How are you parallelizing with "gnu parallel"? In general wfl parallelizes over multiple input configurations, but I have no idea how the minima hopping is parallelized - I'd guess over multiple initial configs.

jungsdao commented 1 year ago

In GNU parallel, it's also parallelized over initial configuration. If that's what you asked. As far as I know, in parallelization of minima hopping, it's also parallelized over multiple input configurations.

bernstei commented 1 year ago

Without more information on exactly what you're calling and what the "gnu parallel" parallelization is doing (I didn't see any mention of it on the ASE minimahopping web docs), there's no way to tell. This looks like the output from a single config local minimization (that's what BFGSLineSearch usualky does). We have no idea what system you're using, how long a single force evaluation is expected to take, etc, so no way to know what's reasonable.

jungsdao commented 1 year ago

GNU parallel is not related to ASE minima hopping, but I just used it to parallelize minima hopping. It's just multiple execution of separate python script but shares one common file of minima.traj which is the history of found minima. python script (parallel_minhop.py) would be look like following.

from ase.io import read
from ase.optimize.minimahopping import MinimaHopping

atoms = read("structure.traj")
atoms.calc = MACECalculator(model_path = final_mlip_file, device="cpu")

opt = MinimaHopping(atoms, Ediff0=0.75, T0=2000, fmax=0.05, 
        minima_traj="../minima.traj", timestep=0.5, use_abort_check=False)
opt(totalsteps = 80, maxtemp=2*2000) 

in a file called cmd.lst, the commands that I want to parallelize is given

cd ./00; srun --mem=4GB --exclusive -N 1 -n 1 python ../parallel_minhop.py > stdout.log 
cd ./01; srun --mem=4GB --exclusive -N 1 -n 1 python ../parallel_minhop.py > stdout.log 
cd ./02; srun --mem=4GB --exclusive -N 1 -n 1 python ../parallel_minhop.py > stdout.log 
cd ./03; srun --mem=4GB --exclusive -N 1 -n 1 python ../parallel_minhop.py > stdout.log 
cd ./04; srun --mem=4GB --exclusive -N 1 -n 1 python ../parallel_minhop.py > stdout.log 
...
cd ./56; srun --mem=4GB --exclusive -N 1 -n 1 python ../parallel_minhop.py > stdout.log 

And GNU parallel is executed with following command. parallel -X --delay 0.2 --joblog task.log --progress --resume -j 72 < cmd.lst Up to so far is how GNU parallel is executed.

What I posted above is logfile of local minimization of single configuration. (qn0000.log in minima hopping) What I would expect is that GNU parallel and wfl should be similar in their geometry relaxation speed since I'm relaxing the same structure with the same MACE potential.

bernstei commented 1 year ago

Which of those times is reasonable energy evaluation time for your system?
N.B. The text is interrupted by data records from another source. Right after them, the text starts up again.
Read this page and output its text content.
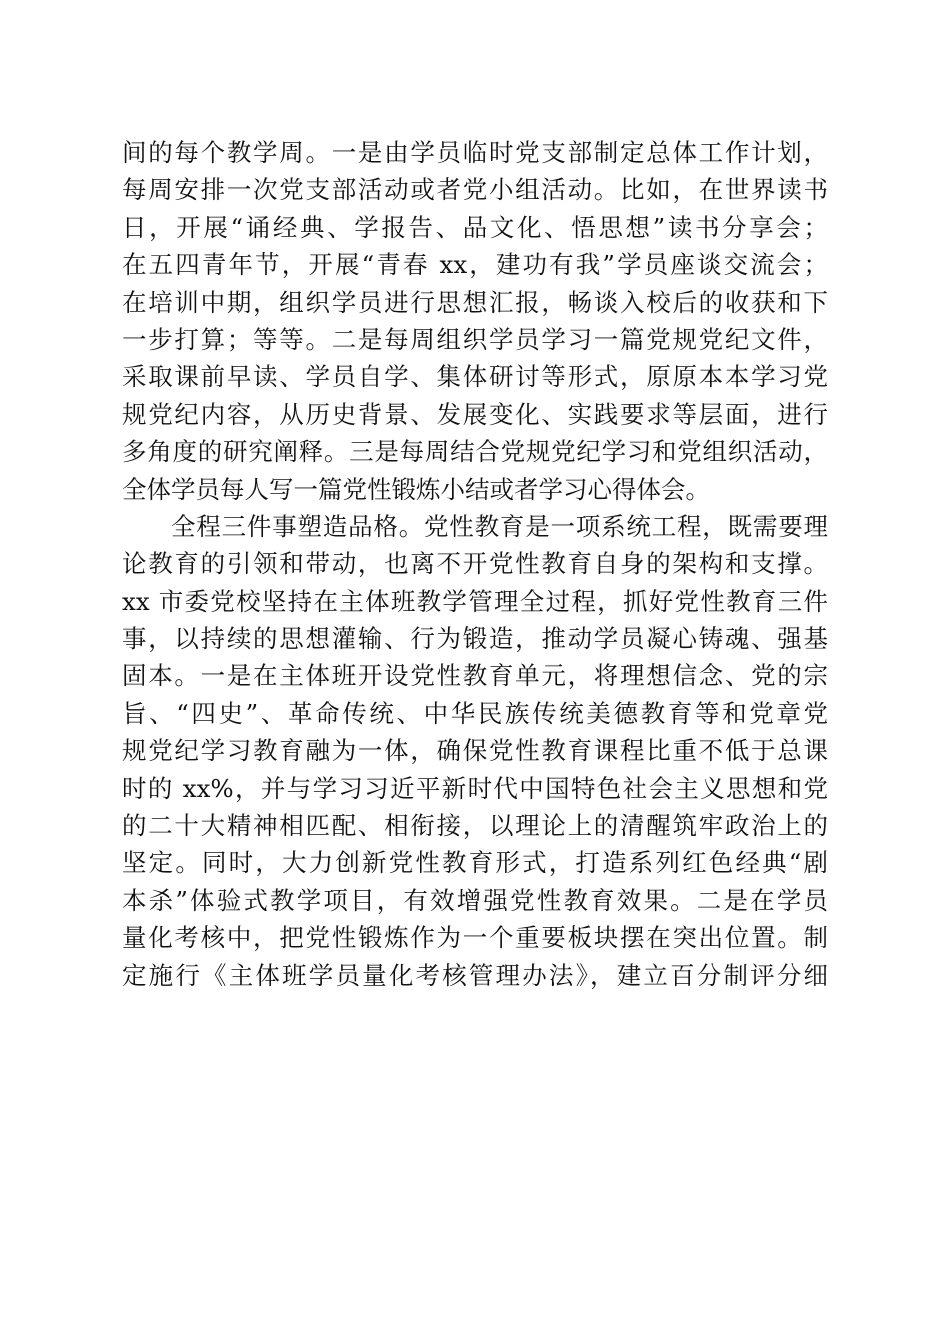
间的每个教学周。一是由学员临时党支部制定总体工作计划，
每周安排一次党支部活动或者党小组活动。比如，在世界读书
日，开展“诵经典、学报告、品文化、悟思想”读书分享会；
在五四青年节，开展“青春 xx，建功有我”学员座谈交流会；
在培训中期，组织学员进行思想汇报，畅谈入校后的收获和下
一步打算；等等。二是每周组织学员学习一篇党规党纪文件，
采取课前早读、学员自学、集体研讨等形式，原原本本学习党
规党纪内容，从历史背景、发展变化、实践要求等层面，进行
多角度的研究阐释。三是每周结合党规党纪学习和党组织活动，
全体学员每人写一篇党性锻炼小结或者学习心得体会。
全程三件事塑造品格。党性教育是一项系统工程，既需要理
论教育的引领和带动，也离不开党性教育自身的架构和支撑。
xx 市委党校坚持在主体班教学管理全过程，抓好党性教育三件
事，以持续的思想灌输、行为锻造，推动学员凝心铸魂、强基
固本。一是在主体班开设党性教育单元，将理想信念、党的宗
旨、“四史”、革命传统、中华民族传统美德教育等和党章党
规党纪学习教育融为一体，确保党性教育课程比重不低于总课
时的 xx%，并与学习习近平新时代中国特色社会主义思想和党
的二十大精神相匹配、相衔接，以理论上的清醒筑牢政治上的
坚定。同时，大力创新党性教育形式，打造系列红色经典“剧
本杀”体验式教学项目，有效增强党性教育效果。二是在学员
量化考核中，把党性锻炼作为一个重要板块摆在突出位置。制
定施行《主体班学员量化考核管理办法》，建立百分制评分细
How exactly are you running the wfl job? Are you somehow forcing all the parallel wfl processes to share one core?

jungsdao commented 1 year ago

Relaxation time of GNU parallel is more reasonable evaluation time for this system. It shouldn't be that slow. Maybe it's better to attach tar.gz of files that I have used to parallelize minima hopping with wfl.
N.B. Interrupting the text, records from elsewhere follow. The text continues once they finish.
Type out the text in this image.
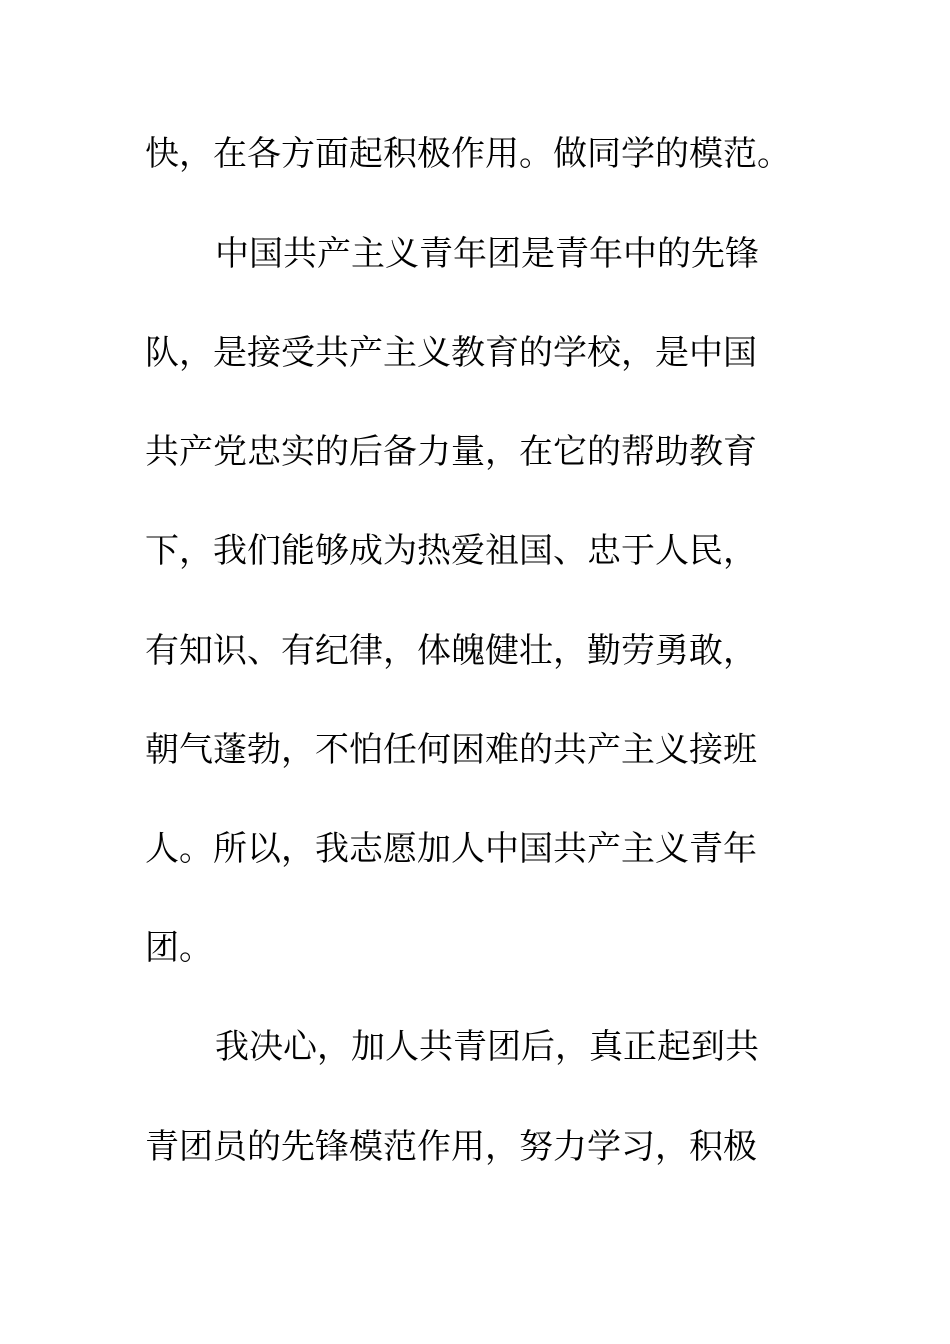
快，在各方面起积极作用。做同学的模范。
中国共产主义青年团是青年中的先锋
队，是接受共产主义教育的学校，是中国
共产党忠实的后备力量，在它的帮助教育
下，我们能够成为热爱祖国、忠于人民，
有知识、有纪律，体魄健壮，勤劳勇敢，
朝气蓬勃，不怕任何困难的共产主义接班
人。所以，我志愿加人中国共产主义青年
团。
我决心，加人共青团后，真正起到共
青团员的先锋模范作用，努力学习，积极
wfl_paralllel_minhop.tar.gz

bernstei commented 1 year ago

I don't see anything obviously wrong. Can you ssh into the node while it's running? If you run top, you should see N (in principle 72, but I only see 57 initial configs) python processes, each using 100% CPU, not more. Is that what you see?

bernstei commented 1 year ago

Other things that might be helpful - run on the node, but don't autoparallelize. Add print statements with timing info (print(time.time())) to the wfl minima hopping wrapper to see if something unexpected is taking a lot of time.